En tout état de cause, il a été précédemment dit que l’absence de contrepartie alléguée par la société [O] n’était pas démontrée.
La société [O] ne caractérise pas non plus l’une des causes de nullité prévues par les articles 1108 et suivants anciens du code civil.
La demande de nullité du contrat conclu avec la société Fiducial Expertise ne peut ainsi prospérer, pas plus que celle concernant le contrat de services conclu avec la société Fiducial Consulting.
Il s’ensuit que le jugement entrepris doit être confirmé en ce qu’il a écarté la nullité des contrats et débouté la société [O] de sa demande de restitution des honoraires versés aux sociétés Fiducial Expertise et Fiducial Consulting.
Sur les dépens et les frais irrépétibles
Les dispositions du jugement déféré relatives aux dépens et à l’article 700 du code de procédure civile seront confirmées.
En application de l’article 696 du code de procédure civile, la société [O], qui succombe, supportera les dépens d’appel. Elle sera en outre condamnée à verser aux sociétés Fiducial Expertise et Fiducial Consulting, ensemble, une indemnité de 3.000 euros au titre des frais irrépétibles que celles-ci ont exposés en cause d’appel.
PAR CES MOTIFS
La Cour, statuant publiquement, par arrêt contradictoire,
Déclare irrecevable l’appel de la société [Adresse 7] ès qualités ;
Confirme en toutes ses dispositions le jugement entrepris ;
Y ajoutant,
Condamne la société [O] aux dépens d’appel ;
Condamne la société [O] à payer aux sociétés Fiduciaire Nationale d’Expertise Comptable – Fidexpertise et Fiducial Consulting, ensemble, la somme de 3.000 euros au titre de l’article 700 du code de procédure civile ;
Déboute la société [O] de sa demande de ce chef.

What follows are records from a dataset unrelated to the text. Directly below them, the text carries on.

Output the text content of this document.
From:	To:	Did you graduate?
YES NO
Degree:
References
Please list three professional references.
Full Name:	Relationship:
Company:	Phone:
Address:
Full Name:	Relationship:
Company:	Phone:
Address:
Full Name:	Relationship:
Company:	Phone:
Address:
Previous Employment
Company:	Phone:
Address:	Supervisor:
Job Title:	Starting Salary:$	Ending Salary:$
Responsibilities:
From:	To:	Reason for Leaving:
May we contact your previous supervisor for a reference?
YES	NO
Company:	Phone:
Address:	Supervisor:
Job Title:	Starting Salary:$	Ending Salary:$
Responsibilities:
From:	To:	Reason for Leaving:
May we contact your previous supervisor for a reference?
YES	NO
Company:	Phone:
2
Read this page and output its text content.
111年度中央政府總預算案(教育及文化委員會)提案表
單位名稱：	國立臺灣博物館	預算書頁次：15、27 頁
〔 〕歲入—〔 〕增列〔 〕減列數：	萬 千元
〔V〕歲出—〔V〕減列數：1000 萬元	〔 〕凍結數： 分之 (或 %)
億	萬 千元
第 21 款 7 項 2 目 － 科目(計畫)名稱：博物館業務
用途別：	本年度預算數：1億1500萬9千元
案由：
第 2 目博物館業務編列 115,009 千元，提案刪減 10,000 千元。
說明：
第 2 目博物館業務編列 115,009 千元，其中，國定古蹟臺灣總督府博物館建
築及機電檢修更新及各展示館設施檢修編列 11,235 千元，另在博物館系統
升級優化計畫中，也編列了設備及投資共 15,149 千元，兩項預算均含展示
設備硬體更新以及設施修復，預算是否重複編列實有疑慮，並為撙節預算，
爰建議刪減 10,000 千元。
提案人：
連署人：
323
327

Prononcé publiquement par mise à disposition de l’arrêt au greffe de la cour, les parties en ayant été préalablement avisées dans les conditions prévues au deuxième alinéa de l’article 450 du code de procédure civile.
Signé par Madame Florence DUBOIS-STEVANT, Présidente, et par M. BELLANCOURT, Greffier, auquel la minute de la décision a été remise par le magistrat signataire.